Yesterday’s Heroes: A picture is worth a thousand words

I HAD a great time at the British Boxing Board of Control awards luncheon on March 17 and it was great to see so many great British boxers having their photographs taken alongside each other by so many people. It was especially pleasing to see Clinton McKenzie, for my money one of the best of the many fine British champions of the late 1970s.

While I normally confine myself to British boxers in this column, I remembered the accompanying picture, which has been in my collection for some time and shows five great world welterweight champions posing together in Los Angeles. Three of them did box in the UK, one of them many times.

The occasion was the forthcoming bout between Jimmy McLarnin and Young Corbett III in May 1933. In the picture, McLarnin is second right, and he looks every inch the budding challenger. I suspect his camp threw a curve ball in the hope that putting the challenger alongside four former champions would make a statement. It certainly worked, for Corbett was dispatched within a round and McLarnin earned his rightful place alongside the other greats in this photograph.

On the left is Young Jack Thompson, who won the title in 1930. Recently retired, Thompson won the title by beating Jackie Fields. In his previous contest he had dropped a 10-round decision to McLarnin at Madison Square Garden. Thompson died in 1946, aged only 41.
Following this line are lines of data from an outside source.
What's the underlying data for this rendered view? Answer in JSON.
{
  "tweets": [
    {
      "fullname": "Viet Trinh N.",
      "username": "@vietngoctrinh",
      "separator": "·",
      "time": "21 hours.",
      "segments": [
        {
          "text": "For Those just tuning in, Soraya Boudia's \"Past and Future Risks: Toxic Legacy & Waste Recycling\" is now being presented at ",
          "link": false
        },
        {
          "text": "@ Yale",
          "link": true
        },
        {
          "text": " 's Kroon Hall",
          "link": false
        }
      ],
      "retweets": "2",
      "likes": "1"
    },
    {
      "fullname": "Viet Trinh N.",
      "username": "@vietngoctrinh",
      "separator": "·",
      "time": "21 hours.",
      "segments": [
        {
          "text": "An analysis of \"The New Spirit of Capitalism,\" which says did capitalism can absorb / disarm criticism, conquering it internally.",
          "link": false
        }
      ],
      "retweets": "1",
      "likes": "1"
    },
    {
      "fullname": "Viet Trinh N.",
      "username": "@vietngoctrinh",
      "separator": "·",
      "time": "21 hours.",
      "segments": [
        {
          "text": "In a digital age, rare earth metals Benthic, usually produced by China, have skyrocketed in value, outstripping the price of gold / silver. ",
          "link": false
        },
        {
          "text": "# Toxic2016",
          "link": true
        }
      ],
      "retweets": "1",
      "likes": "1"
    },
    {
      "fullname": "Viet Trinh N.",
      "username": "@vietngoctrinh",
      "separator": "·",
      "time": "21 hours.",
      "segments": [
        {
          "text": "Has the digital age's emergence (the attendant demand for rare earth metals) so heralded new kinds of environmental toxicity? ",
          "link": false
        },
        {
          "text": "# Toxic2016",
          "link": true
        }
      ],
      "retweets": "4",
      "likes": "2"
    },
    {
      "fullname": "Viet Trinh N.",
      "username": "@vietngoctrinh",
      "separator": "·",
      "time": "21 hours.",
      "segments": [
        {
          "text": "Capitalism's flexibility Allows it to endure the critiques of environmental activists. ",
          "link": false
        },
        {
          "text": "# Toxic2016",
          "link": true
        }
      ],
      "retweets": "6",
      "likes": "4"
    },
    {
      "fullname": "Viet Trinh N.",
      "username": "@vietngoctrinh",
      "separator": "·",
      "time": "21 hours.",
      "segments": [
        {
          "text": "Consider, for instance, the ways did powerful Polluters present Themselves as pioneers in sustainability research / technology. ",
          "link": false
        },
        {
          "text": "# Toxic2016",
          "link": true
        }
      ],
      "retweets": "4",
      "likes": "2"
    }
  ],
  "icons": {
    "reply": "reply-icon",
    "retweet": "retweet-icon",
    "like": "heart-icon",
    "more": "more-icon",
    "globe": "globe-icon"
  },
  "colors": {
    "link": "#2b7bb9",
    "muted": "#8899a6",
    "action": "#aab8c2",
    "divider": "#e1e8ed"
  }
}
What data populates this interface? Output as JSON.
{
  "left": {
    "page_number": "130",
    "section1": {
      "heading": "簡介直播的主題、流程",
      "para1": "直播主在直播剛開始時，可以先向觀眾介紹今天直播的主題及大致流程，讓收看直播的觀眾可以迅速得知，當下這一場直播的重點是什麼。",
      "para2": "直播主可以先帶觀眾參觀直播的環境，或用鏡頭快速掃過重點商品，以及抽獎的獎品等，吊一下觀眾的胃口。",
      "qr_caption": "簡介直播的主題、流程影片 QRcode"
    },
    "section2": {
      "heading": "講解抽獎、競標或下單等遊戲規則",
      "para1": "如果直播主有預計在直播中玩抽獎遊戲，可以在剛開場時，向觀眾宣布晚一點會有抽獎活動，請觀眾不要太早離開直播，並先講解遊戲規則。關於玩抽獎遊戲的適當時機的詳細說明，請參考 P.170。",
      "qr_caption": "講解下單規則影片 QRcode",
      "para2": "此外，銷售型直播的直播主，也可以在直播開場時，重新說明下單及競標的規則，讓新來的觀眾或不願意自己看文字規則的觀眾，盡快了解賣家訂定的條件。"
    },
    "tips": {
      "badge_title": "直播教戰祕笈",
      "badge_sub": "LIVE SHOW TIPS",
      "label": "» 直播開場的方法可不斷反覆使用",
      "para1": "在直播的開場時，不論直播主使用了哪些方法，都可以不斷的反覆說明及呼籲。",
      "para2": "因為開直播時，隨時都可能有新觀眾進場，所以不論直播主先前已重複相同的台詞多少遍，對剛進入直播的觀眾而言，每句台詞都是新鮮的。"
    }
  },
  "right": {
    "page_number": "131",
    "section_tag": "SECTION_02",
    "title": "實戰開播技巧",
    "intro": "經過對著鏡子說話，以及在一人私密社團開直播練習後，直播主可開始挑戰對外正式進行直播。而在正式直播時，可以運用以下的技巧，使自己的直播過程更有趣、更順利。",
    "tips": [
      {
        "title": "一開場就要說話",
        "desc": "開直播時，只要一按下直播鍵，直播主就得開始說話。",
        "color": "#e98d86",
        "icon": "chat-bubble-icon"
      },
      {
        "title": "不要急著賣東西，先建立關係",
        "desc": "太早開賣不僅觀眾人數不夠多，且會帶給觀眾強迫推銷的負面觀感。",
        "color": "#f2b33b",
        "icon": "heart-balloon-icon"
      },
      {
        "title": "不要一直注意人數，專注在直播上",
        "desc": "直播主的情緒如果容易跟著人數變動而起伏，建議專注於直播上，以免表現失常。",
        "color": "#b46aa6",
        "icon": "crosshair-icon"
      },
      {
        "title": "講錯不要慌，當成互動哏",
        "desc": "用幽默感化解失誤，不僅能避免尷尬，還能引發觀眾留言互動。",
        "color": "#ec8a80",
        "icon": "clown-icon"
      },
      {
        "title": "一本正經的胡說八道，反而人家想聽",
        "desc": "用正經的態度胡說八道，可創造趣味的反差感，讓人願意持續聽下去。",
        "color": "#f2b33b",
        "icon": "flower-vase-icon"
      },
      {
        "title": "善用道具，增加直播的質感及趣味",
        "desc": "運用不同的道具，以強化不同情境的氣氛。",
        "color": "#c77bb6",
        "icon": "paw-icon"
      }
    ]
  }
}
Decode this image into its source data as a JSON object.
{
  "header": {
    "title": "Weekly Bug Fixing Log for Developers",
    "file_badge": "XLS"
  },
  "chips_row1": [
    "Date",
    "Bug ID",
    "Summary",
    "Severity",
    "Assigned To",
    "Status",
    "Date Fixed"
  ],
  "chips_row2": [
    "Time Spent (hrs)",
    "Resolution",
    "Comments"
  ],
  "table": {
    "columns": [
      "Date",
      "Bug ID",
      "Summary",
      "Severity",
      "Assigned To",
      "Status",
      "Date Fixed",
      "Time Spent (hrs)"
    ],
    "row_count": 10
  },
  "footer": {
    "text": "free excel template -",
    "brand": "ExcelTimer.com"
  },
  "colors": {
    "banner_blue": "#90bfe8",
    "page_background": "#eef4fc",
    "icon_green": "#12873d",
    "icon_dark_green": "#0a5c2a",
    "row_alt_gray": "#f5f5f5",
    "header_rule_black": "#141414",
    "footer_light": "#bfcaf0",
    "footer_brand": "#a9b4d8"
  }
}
Next to him is Tommy Ryan, who had won the title as far back as 1894 when he beat Mysterious Billy Smith over 20 rounds. Ryan came to the UK in 1902 to defend his title at the National Sporting Club. He beat another American, Johnny Gorman by third round knockout. At the time the NSC was running a week-long tournament to celebrate the coronation of King Edward VII, a boxing fan of some renown and a frequent visitor to the club.

Among other leading Americans who boxed that week were Gus Ruhlin, Tom Sharkey, Denver Ed Martin and Joe Walcott. Quite what they made of the club and its members, with its strict policy of no talking during the boxing, is anyone’s guess.

In the centre is the great Mickey Walker, world welterweight champion in 1922. He was also one of the greatest of all middleweight champions and he defended his title at Olympia, Kensington in 1927 when he put paid to the hopes of the British champion, Tommy Milligan of Hamilton, in 10 rounds in a one-sided contest. Milligan had his moments, but Walker was a different class altogether. In 1933, Walker was campaigning in the light-heavyweight division, having also tried his luck, largely unsuccessfully, as a heavyweight. He had drawn with Jack Sharkey in 1931 but then he got stopped in eight by Max Schmeling in 1932 and thought better of it.

Next to McLarnin is the great Dixie Kid. This fighter picked up the welterweight title in 1904 by beating Joe Walcott. His victory was marred by the fact that the referee, who called a halt to proceedings in the last round, had actually bet on the Dixie Kid to win it. His title claim, therefore, is tenuous in the extreme. That said, the Kid was a great fighter and a big draw in the UK and Europe, where he campaigned exclusively between 1911 and 1920. He was a very popular fighter over here and he took part in 58 contests on these shores in virtually every significant venue. He even boxed at the end of the pier in Great Yarmouth in 1914.

The Ring, Blackfriars was his spiritual home in London, and he topped the bill there many times. The Dixie Kid died just one year after this picture was taken, after falling out of a window in a Los Angeles tower block. He died, as did so many others like him, in penury.

Here he stands though, proudly amongst the greats of his division.